Por Matías Chirom – CEO & Co – Founder BAIGUN REALTY
El crédito hipotecario volvió a ocupar un lugar central en la conversación inmobiliaria. Y aunque todavía transita una etapa de consolidación, su reaparición ya generó un impacto concreto en la dinámica del mercado.
Durante 2025, cerca del 30% de las operaciones de compra-venta se concretaron con financiamiento. El dato no es menor: marca un punto de inflexión luego de varios años en los que el acceso a la vivienda dependía casi exclusivamente del ahorro en dólares.
La señal es clara: el crédito dejó de ser marginal y vuelve a convertirse en una herramienta estructural para concretar operaciones.
Un contexto que vuelve posible el financiamiento
El regreso del crédito no ocurre en el vacío, está respaldado por una combinación de factores macroeconómicos y operativos que generan mayor previsibilidad:
- Reducción de la inflación
- Mayor estabilidad cambiaria
- Recuperación del ingreso salarial medido en dólares
- Flexibilización de restricciones cambiarias
- Procesos de aprobación más ágiles y requisitos menos restrictivos
Este escenario generó mejores condiciones tanto para los compradores como para las entidades financieras.
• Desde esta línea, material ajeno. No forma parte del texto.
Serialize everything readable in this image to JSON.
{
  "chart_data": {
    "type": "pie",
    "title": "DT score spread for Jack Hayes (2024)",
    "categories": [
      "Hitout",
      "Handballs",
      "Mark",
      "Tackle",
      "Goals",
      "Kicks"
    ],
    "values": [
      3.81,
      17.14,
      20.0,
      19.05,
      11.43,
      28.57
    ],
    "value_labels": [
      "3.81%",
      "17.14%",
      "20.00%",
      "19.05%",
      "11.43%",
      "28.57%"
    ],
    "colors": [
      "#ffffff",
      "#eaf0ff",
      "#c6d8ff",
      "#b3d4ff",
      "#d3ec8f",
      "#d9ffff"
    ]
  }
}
La previsibilidad es un activo clave cuando se trata de compromisos de largo plazo.
Además, el mercado muestra hoy una mayor cantidad de departamentos en venta, lo que amplía las opciones para quienes buscan adquirir con financiamiento. A esto se suma una flexibilización en los criterios para que las propiedades sean consideradas “aptas crédito”, un punto que históricamente limitó numerosas operaciones.
La ecuación también cambió en la comparación entre alquilar y comprar: el incremento sostenido en la base de alquileres acercó el valor mensual de un alquiler promedio al de una cuota hipotecaria. Para muchos sectores de la clase media, la compra vuelve a ser financieramente competitiva en el mediano y largo plazo.
El crédito como multiplicador
Más allá de los volúmenes otorgados, el verdadero impacto del crédito es estructural. El financiamiento actúa como un multiplicador de demanda: cuando existe, el mercado se expande de manera orgánica; cuando desaparece, se contrae y se vuelve estático.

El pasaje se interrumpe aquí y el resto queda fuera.